Fue así como me encanté con la historia. Puedo leer libros de historia que quizás para mucha gente resulten aburridísimos o documentos originales, tanto como puedo leer novelas históricas que se convierten en best sellers y que al final puedo admitir que son entretenidos pero no muy buenos. Me atrae todo lo que sea el pasado, tanto el que está relacionado directamente conmigo, como la historia de América Latina, como la historia de países muy remotos. Me gusta tanto la crónica de tiempos lejanos como la ficción basada en esa mezcla de investigación e imaginación.
Me da mucha curiosidad. Me desbordo al pensar cómo habrá sido el día a día de figuras históricas y de la gente común desde la antigua Roma hasta la colonia. Cómo habrá aproximado Simón Bolívar a cualquiera de las mujeres que fueron suyas. Cómo habrán sido sus movimientos. Su mirada. Sus palabras. Cómo habrá sido estar un día, al sol, pescando a la orilla de la playa y ver de pronto una nave extraña, un monstruo de madera repleto de invasores que se bajaron de su barco y declararon que tu mundo ya no era más tuyo sino de ellos. Esas caras. Esos seres. Para mí existen.

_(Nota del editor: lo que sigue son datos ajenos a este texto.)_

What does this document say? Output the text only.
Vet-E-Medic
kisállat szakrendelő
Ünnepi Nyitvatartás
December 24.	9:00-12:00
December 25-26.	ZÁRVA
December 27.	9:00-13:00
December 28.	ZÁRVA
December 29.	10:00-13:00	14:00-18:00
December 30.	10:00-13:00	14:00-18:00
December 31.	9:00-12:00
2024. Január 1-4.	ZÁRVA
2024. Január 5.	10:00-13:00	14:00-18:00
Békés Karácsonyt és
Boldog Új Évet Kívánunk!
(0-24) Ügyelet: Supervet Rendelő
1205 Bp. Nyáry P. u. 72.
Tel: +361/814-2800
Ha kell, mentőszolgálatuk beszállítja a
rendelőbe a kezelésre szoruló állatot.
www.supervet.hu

Viven dentro de mí de cierta forma y cuando leo sobre cualquier contexto histórico me doy cuenta que la historia de la humanidad es tan amplia y tan vasta, que no alcanzaré a imaginarlo todo aunque viva muchos, muchos años.
Tuve la suerte de que mi papá me contaba la historia como si fuera un cuento. El mejor cuento del mundo. El más importante. No siempre lo asocié a lo que aprendía en el colegio. De hecho durante casi toda mi vida escolar me aburrió la historia. Quizás porque en América Latina, lastimosamente, tiende a ser repetitiva y tan divorciada de lo que debe ser la enseñanza de sus orígenes. Hasta que casi al terminar el bachillerato tuve un profesor que me dijo que un día esto sería tan importante que no sólo sería una herramienta para mí, sino que incluso sería una forma de enamorar a un hombre. Uno puede llegar a resistir la belleza, pero nadie se resiste ante una buena historia, menos cuando es la Historia.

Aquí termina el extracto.